Eran condenadamente guapos. Llevaban tejanos desgastados, cazadoras de cuero y parecían todos recién salidos de una película de Truffaut. Escuchaban a Jacques Brel y coreaban consignas imposibles en la boca del lobo. Así eran nuestros jodidos hermanos mayores aquel mayo del 68. No crean que voy a hacerles una loa. Por más que la efeméride haya despertado el entusiasmo de sus defensores y la crítica de sus detractores, la verdad es que París no dio para tanto. Fue solamente una revuelta juvenil. Eso sí, la primera de la Historia. Las contradicciones de clase, que se remontaban a los orígenes del marxismo, palidecieron ante otra nueva frontera insalvable: la que se abría a los veinte años. Ser joven dejó de ser una simple etapa de la vida para convertirse en un delito maravilloso, la resistencia contra cualquier forma de autoridad. La brecha generacional era sincera en su planteamiento y, hasta cierto punto, lógica y necesaria. Lástima que ninguno de aquellos líderes estudiantiles cayera en la cuenta de que la edad se curaba con el tiempo, por eso muchos de aquellos jóvenes puros con trenca azul marino y mirada de carbonario acabaron, como era de suponer, copando los consejos de redacción de las grandes multinacionales.

Nosotros, los que éramos niños entonces, los idolatramos durante una época, porque se parecían a los héroes de las películas de sesión de tarde. Mientras hacíamos los deberes en la mesa de la cocina y aprendíamos la tabla de multiplicar, ellos llegaban tarde a casa con la piel sudorosa y los ojos radiantes como capitanes intrépidos, contando batallas campales como las de los indígenas derviches contra tropas del general Kitchner. Luego las cosas cambiaron, claro. Y a nosotros nos tocó pagar los platos rotos de aquella primavera. Ya no éramos los críos que leíamos las aventuras de los Cinco y hacíamos globos con los chicles Bazoka Joe, sino que empezamos a pensar por nuestra cuenta y a cuestionar la autoridad moral de aquellos hermanos mayores que ahora impartían doctrina desde el púlpito inalcanzable de las células de facultad. Nos obligaban a leer a Marcuse, a Sartre y a Simone de Beauvoir, cuando a nosotros los que de verdad nos gustaban era Joseph Conrad, Blade Runner y los Rolling.

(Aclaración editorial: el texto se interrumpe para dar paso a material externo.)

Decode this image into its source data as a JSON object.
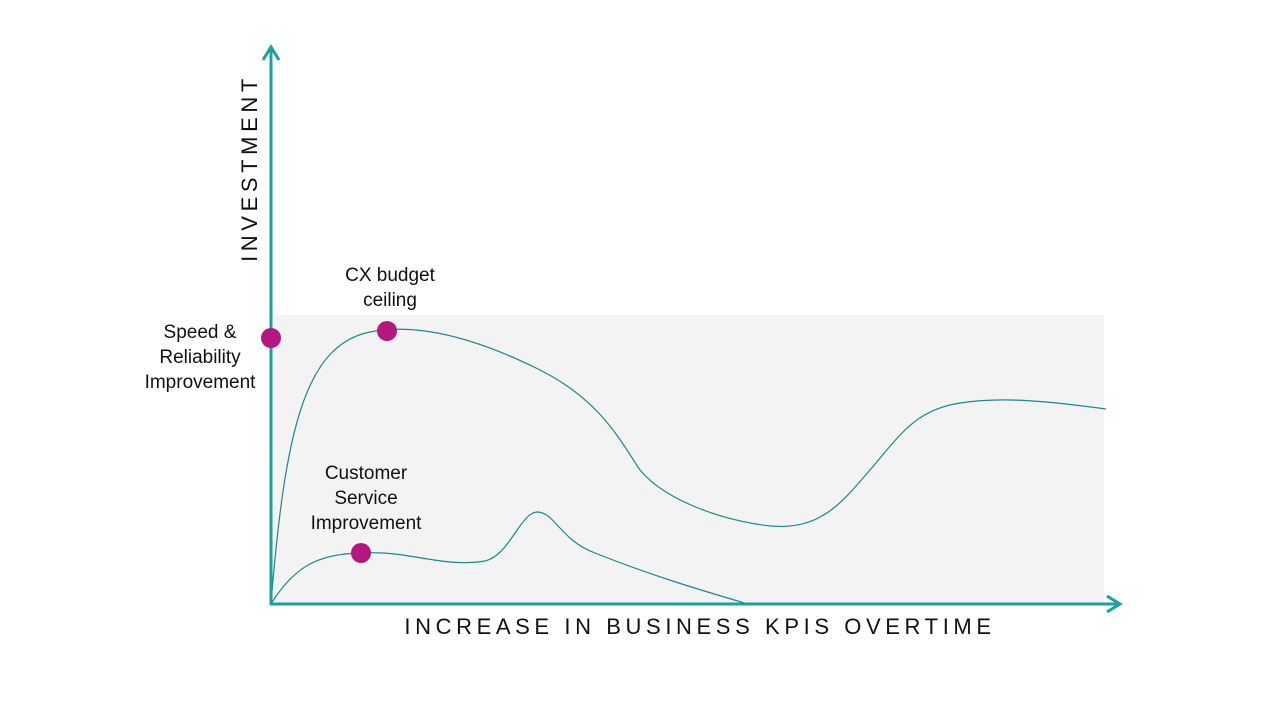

Nos asfixiaron con su poder, se negaron a soltar las riendas y jamás nos cedieron el relevo. Es ley de vida y promesa de muerte. Todas las religiones, desde el cristianismo, están destinadas a acabar en la esclerosis múltiple del dogma. Pero ahora, cuando llueven las críticas como chuzos de punta contra aquella primavera de hace 40 años, no me gustaría terminar este artículo sin recordar que hubo un instante muy hermoso en aquel sueño de buscar la playa debajo de los adoquines. Lo mejor de cualquier revolución siempre es la primera imagen: esa fotografía en blanco y negro de Daniel Cohn-Bendit en una asamblea de la Universidad de Nanterre; el Odeón tomado por los estudiantes; un mitin de Martin Luther King en Memphis; la primavera de Praga antes de que corriera la sangre; el recital de Raimon en la Facultad de Económicas; una pareja besándose delante de la policía en el cruce del bulevar Saint Mitchel con Saint Germain; el concierto de Joan Baez en Berkeley; la mirada limpia de Bob Dylan cuando no era nada más que un chico judío que tocaba a la armónica times they're changing...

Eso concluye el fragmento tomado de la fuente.